Fundamentals remained much the same as the prior two months – very strong export sales and even stronger shipments, coupled with active on-call sales. Yet, on-call sales across all futures contracts declined during the week due to heavy fixations on the May contract. Mills were very active. As a result, on-call sales fell for the first time since February 9.
With just two weeks remaining before first notice day for the May futures contract, on-call sales will likely continue to decrease, as those positions must either be liquated or rolled to the July contract before first notice day.
Yet, uncertainty crimped market activity as all trading was fixated on impending tariffs in the U.S.-China tit-for-tat conversation. No new tariff restrictions are in force between China and the U.S., and none are expected in the coming three months – nor are any contemplated in the coming three months. Yet, the mere suggested action by either country gives speculative fund managers a case of nerves and increases market volatility.
World consumption continues to support prices, and the both the May and July contracts should continue to trade the 80-85 cent trading range. The May contract could receive a slight boost as a stronger taker of certificated stocks is expected to surface. The stocks are needed for export requirements. Weekly export sales registered a net of 367,600 RB of upland and 10,800 RB of Pima. Another 48,300 RB of upland were sold for 2018-19 marketing year delivery.
Vietnam continues as the leading buyer, as expected. However, Brazil was a buyer again on the week. Brazil is a major competitor with the U.S. in the world export market. The fact that Brazil is buying from the U.S. supports the fact that Brazil does not have any excess supply and must replace any bale it exports with purchases from the U.S. to satisfy its domestic mill needs.

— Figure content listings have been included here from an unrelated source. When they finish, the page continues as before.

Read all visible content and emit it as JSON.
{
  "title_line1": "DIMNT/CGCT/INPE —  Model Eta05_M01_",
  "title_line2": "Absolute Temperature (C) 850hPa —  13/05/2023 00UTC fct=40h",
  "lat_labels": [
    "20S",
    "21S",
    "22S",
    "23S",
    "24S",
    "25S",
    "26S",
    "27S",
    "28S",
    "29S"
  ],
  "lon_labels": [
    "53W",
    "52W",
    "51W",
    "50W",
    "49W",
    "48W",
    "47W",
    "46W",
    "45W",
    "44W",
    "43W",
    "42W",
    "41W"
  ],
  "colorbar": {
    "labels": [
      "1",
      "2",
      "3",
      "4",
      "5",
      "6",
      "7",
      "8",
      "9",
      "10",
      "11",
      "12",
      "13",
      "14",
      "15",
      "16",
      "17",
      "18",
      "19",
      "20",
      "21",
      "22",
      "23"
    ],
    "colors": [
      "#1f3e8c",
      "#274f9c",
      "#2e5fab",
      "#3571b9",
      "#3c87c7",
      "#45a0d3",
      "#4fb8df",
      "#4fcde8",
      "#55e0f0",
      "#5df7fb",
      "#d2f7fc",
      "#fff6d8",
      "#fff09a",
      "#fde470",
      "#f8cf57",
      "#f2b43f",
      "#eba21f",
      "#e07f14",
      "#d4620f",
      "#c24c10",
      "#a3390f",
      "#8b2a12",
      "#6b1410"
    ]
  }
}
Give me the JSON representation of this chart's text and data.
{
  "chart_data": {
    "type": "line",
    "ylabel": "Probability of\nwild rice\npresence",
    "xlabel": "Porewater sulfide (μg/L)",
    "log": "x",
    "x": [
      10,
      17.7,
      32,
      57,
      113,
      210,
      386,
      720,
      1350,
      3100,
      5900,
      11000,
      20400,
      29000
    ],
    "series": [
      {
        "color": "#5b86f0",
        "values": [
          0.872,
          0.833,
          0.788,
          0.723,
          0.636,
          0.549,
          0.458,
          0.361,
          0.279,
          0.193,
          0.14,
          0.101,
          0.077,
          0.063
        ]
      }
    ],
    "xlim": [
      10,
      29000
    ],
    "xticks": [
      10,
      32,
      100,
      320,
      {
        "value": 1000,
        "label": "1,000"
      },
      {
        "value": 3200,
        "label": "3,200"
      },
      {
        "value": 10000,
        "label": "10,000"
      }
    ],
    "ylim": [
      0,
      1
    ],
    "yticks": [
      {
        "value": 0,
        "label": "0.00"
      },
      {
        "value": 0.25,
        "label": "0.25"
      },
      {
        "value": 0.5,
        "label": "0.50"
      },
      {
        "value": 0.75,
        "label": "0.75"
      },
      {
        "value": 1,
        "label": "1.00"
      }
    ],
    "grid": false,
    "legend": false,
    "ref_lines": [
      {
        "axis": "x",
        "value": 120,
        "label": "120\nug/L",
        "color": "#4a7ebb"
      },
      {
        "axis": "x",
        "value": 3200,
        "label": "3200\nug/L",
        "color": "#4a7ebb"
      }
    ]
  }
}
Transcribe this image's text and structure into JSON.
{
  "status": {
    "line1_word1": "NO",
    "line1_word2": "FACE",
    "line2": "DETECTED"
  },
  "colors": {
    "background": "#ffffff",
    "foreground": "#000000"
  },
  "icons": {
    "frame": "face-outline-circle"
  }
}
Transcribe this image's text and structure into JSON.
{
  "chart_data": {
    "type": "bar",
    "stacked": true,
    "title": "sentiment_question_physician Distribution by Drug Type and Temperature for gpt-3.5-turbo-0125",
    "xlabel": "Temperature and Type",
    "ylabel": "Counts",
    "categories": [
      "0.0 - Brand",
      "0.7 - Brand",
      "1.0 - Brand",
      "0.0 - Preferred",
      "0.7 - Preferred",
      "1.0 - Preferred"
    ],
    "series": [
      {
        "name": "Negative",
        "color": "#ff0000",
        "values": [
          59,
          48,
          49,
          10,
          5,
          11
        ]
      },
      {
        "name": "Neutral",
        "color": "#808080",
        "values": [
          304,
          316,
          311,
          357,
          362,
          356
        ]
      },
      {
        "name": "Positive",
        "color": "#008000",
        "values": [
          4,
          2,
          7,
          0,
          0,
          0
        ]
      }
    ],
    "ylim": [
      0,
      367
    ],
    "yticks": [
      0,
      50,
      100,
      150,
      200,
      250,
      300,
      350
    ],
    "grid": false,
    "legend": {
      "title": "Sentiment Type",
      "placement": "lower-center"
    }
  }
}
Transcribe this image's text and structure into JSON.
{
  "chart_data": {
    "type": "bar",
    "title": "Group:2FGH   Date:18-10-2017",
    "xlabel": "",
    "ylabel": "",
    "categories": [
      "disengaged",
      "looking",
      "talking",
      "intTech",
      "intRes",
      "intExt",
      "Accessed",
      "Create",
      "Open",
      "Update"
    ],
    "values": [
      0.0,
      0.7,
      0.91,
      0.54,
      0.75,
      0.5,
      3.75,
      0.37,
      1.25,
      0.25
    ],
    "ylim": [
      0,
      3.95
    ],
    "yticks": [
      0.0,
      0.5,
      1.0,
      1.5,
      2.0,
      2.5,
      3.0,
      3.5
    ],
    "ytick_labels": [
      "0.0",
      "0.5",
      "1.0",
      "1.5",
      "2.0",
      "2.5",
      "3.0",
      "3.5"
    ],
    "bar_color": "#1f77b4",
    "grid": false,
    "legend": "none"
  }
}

Too, it should be noted that India was again in the market for U.S. origin supplies.
Shipments were even more impressive, with 452,400 RB of upland exported and a marketing year high of 28.600 RB of Pima. Thus, total exports on the week were 481,000 bales. That pace has gone on now for the past four weeks. USDA is expected to increase its annual export estimate as much as 600,000 bales in the April world supply demand report. The current estimate is 14.8 million bales. Before the year is out, the U.S. will likely export in excess of 16 million bales. Given the improvement in domestic U.S. consumption, U.S. year-ending stocks will likely fall from the current estimated 5.0 million bales to as low as 3.8-4.2 million bales. Thus, export demand will continue to support prices in the low-to-mid 80s. The new crop December will be pulled higher by upward pressure on the May and July. However, December futures will be very sensitive to precipitation outlook for the Texas Plains.
The Chinese domestic auction has been slower than in the prior two years, but the government previously announced that offerings would be of lower grade. Given this situation, sales have been actually rather robust, but also heightens the necessity for Chinese mills to import more quality cotton. Thus, the Chinese demand factor continues to provide price support to the market.
Look for the April world supply demand report to be friendly for cotton. World consumption should be higher, and world ending stocks should fall. Most expect the U.S. crop will be lowered, but USDA seems to want to delay any changes until the June report.